The pathophysiological features of kwashiorkor have been debated for the past 3 decades. Evidence has been presented implicating aflatoxins,22,23 free oxygen radicals,24,25 leukotrienes,26,27 zinc deficiency,28,29 and essential fatty acid deficiency30,31; the traditionally held theory is that of relative protein deficiency.32,33 The crux of the debate lies in the wide range of presentations and circumstances of this disease and in the wide range of metabolic derangements evident in patients with this disease. Our patients, for instance, were clearly subject to different environmental forces than were patients in India and the Gold Coast of Africa. Kwashiorkor is likely a multifactorial disease for which multiple circumstances, such as dietary imbalance or deficiency, toxin exposure, infection, emotional trauma, and perhaps genetic predisposition, accumulate to form a final common pathway.

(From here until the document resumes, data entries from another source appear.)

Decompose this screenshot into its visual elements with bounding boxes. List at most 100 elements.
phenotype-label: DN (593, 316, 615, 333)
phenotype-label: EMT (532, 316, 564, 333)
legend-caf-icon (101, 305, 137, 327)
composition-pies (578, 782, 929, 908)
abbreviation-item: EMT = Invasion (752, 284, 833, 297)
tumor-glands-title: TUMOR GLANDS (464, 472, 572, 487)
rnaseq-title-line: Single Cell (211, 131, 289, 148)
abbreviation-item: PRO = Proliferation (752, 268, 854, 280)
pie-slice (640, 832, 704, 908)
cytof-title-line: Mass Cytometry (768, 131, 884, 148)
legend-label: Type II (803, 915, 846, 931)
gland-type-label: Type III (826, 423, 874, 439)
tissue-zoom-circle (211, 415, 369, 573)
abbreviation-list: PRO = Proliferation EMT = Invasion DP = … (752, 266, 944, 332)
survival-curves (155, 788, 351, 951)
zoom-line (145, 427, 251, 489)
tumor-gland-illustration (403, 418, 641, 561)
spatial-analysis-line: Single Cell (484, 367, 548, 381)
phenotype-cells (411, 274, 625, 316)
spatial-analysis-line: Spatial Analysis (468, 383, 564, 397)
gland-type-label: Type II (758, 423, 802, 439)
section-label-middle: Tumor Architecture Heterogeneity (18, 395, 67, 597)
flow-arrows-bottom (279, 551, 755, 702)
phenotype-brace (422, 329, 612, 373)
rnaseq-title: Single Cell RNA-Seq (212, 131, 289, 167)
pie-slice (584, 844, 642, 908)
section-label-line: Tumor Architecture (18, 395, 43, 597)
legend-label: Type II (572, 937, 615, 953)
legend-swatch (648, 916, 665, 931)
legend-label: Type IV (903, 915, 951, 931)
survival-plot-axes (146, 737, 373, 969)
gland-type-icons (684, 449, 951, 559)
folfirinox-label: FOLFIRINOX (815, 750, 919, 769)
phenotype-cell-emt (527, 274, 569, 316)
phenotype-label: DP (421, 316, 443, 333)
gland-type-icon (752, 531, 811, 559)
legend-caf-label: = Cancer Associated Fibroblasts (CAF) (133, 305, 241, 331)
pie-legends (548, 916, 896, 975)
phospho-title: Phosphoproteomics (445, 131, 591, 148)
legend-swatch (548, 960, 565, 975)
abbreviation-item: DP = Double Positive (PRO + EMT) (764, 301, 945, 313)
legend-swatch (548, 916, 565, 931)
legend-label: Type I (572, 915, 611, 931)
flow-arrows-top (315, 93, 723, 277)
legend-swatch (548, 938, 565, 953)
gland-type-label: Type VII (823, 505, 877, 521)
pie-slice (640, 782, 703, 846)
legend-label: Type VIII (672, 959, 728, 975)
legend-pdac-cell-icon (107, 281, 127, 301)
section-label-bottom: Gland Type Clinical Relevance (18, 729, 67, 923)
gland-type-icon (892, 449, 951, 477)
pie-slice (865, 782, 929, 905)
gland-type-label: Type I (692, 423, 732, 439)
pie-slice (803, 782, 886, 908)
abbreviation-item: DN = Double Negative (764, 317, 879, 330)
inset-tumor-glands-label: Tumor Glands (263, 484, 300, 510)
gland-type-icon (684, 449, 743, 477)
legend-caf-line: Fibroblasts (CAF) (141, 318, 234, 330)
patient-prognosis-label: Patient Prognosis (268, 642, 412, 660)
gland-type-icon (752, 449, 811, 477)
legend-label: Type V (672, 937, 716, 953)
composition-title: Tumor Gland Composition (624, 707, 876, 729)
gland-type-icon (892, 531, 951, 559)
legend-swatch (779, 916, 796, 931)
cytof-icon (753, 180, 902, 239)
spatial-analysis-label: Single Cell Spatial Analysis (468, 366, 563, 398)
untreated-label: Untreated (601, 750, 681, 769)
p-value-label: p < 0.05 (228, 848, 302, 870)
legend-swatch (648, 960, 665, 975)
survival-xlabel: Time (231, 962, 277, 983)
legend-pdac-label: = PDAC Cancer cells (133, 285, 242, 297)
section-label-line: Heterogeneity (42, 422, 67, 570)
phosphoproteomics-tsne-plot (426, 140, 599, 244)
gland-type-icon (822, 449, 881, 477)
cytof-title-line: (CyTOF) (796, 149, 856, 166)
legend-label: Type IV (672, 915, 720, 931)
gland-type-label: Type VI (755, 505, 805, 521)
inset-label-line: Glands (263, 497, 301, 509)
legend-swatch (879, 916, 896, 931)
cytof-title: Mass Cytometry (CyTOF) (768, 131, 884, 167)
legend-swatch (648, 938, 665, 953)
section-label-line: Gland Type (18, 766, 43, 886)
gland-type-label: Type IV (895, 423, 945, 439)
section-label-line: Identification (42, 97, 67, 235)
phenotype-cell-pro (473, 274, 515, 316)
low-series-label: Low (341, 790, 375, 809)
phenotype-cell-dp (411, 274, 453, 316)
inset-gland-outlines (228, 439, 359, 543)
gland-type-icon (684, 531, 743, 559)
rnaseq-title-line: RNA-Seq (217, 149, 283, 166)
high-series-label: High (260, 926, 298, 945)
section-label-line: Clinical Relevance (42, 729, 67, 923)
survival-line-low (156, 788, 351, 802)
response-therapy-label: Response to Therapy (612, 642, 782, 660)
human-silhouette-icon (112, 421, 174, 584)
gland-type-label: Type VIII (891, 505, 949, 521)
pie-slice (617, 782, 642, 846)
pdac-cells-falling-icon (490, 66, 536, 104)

Kwashiorkor can be a difficult diagnosis to make because of a low level of clinical suspicion, generalized edema masking the decreased muscle mass, and the lack of familiarity with the typical physical findings. An unreliable dietary history may further obscure the diagnosis. Initial misdiagnosis can lead to delays in corrective therapy and increased morbidity and mortality. The differential diagnosis includes other nutritional deficiencies, such as zinc, free fatty acid, or multiple carboxylase deficiency; immunodeficiencies; metabolic disorders; malabsorption syndromes; cystic fibrosis; and Langerhans cell histiocytosis.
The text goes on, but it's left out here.